El rey intentó disuadirlas, pero,
¡quiá! Ellas no querían ni oírle. Cuanto más se resistía él, más insistían
ellas. Conque el rey no tuvo más remedio que ceder al empeño de las princesas.
Al fin consiguieron las lindas
princesas salir al jardín y contemplar el sol esplendoroso, los árboles, las
flores. Y se alegraban infinitamente de gozar sin cortapisas de aquel mundo.
Correteaban por el jardín, divirtiéndose y admirando hasta la más humilde brizna
de hierba, cuando un ramalazo de viento las envolvió de pronto y se las llevó
en volandas, muy arriba y muy lejos, no se sabe a qué lugar ignoto.
Ayas y sirvientas corrieron
asustadísimas a informar al rey de lo sucedido. El rey despachó inmediatamente
a sus más fieles servidores en todas direcciones, con la promesa de una fuerte
recompensa para quien descubriera lo que había sido de ellas. Pero, por muchas
carreras que dieron, los servidores no encontraron nada, y volvieron conforme
se habían ido.
El rey convocó su gran consejo para
preguntar a los boyardos de más abolengo si alguno se comprometía a buscar el
paradero de sus hijas. A quien lo lograse, le concedería la mano de cualquiera
de las princesas y una cuantiosa dote de por vida.
El rey preguntó una vez: los
boyardos guardaron silencio. A la segunda vez, ninguno contestó. A la tercera,
nadie dijo una palabra.
-Se conoce que no tengo amigos ni
defensores esforzados -concluyó el rey con el rostro bañado en amargo llanto.
Luego ordenó pregonar un bando por
todo el país para ver si entre los hombres del pueblo aparecía alguno capaz de
acometer esa empresa.
Por aquella misma época vivía en un
pueblo una pobre viuda que tenía tres hijos, los tres altos y recios como bogatires, y los tres nacidos en el
transcurso de una misma noche: el mayor al anochecer, el segundo a medianoche
y el menor cuando asomaba la mañana. Por eso les pusieron de nombre Véspero,
Nocherniego y Albor.
Apenas se enteraron los tres
hermanos del bando, le pidieron su bendición a la madre, prepararon sus
hatillos para el camino y se fueron a la capital del reino. Se presentaron al
rey, diciéndole después de inclinarse con todo respeto:
-Te deseamos largos años de vida,
señor. No hemos venido a solazarnos en la corte, sino a servirte.
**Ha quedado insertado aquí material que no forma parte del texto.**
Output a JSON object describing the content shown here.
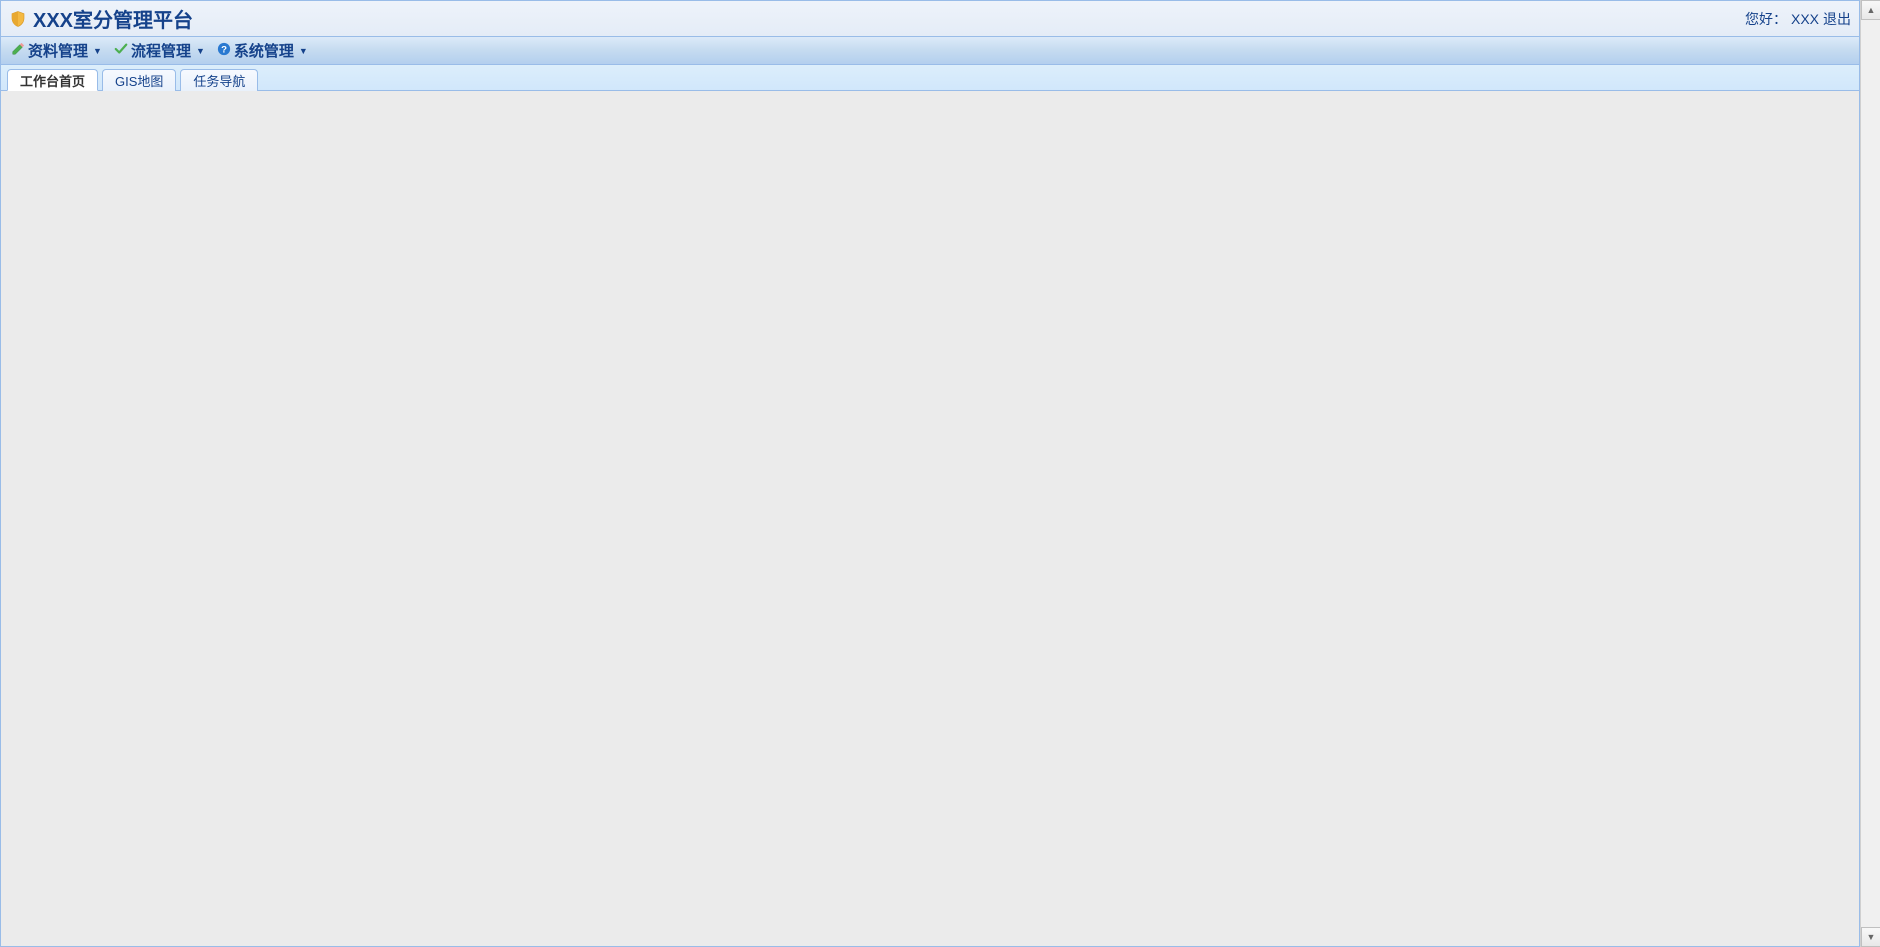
{
  "header": {
    "title": "XXX室分管理平台",
    "greeting_prefix": "您好：",
    "username": "XXX",
    "logout_label": "退出"
  },
  "menubar": {
    "items": [
      {
        "label": "资料管理",
        "icon": "pencil"
      },
      {
        "label": "流程管理",
        "icon": "check"
      },
      {
        "label": "系统管理",
        "icon": "help"
      }
    ]
  },
  "tabs": [
    {
      "label": "工作台首页",
      "active": true
    },
    {
      "label": "GIS地图",
      "active": false
    },
    {
      "label": "任务导航",
      "active": false
    }
  ]
}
Por eso,
danos tu venia y saldremos en busca de las princesas, tus hijas.
-Que la suerte os acompañe, buenos
mozos. ¿Cómo os llamáis?
-Somos hermanos y nos llamamos
Albor, Véspero y Nocherniego.
-¿Qué puedo ofreceros para el
camino?
-Nosotros no necesitamos nada,
señor. Lo que si te rogamos es que no abandones a nuestra madre: protégela en
su pobreza y en su vejez.
El rey hizo venir a la anciana
madre de los tres hermanos y la albergó en el palacio, ordenando que comiera y
bebiera de su propia mesa y vistiera y calzara de su guardarropa.
Los tres hermanos emprendieron la
marcha. Caminaron un mes, luego otro y otro más, llegando asía una vasta estepa
desierta. Al final de la estepa se alzaba un bosque virgen, y a la orilla
misma del bosque había una casita de troncos. Llamaron a la ventana y no
recibieron respuesta. Se colaron por la puerta y no encontraron a nadie
dentro.
-Muchachos, vamos a quedarnos aquí
algún tiempo para descansar después de un camino tan largo.
Se desnudaron, hicieron sus
oraciones y se acostaron. A la mañana siguiente, Albor, el más pequeño, le
dijo a Véspero, el mayor:
-Nocherniego y yo saldremos de caza
mientras tú te quedas preparando la comida.
El mayor accedió. Cerca de ia
casita encontró un redil lleno de ovejas y, sin pensarlo ni poco ni mucho,
degolló al carnero que le pareció mejor, lo desolló y lo asó para el almuerzo.
Cuando todo estuvo listo, se tendió encima de un banco a descansar.
De pronto se oyeron golpetazos y un
gran estrépito. Luego se abrió la puerta y entró un hombrecillo que no
levantaba una pulgada del suelo y tenía una barba que le arrastraba. Miró
furioso a Véspero y preguntó a gritos:
-¿Cómo te has atrevido a mangonear
en mi casa y degollar un carnero mío?
Véspero le contestó:
-Antes de hablar, procura crecer
para que se te pueda distinguir en el suelo. Verás como te ahogue con una
cucharada de sopa o te aplaste con una miga de pan...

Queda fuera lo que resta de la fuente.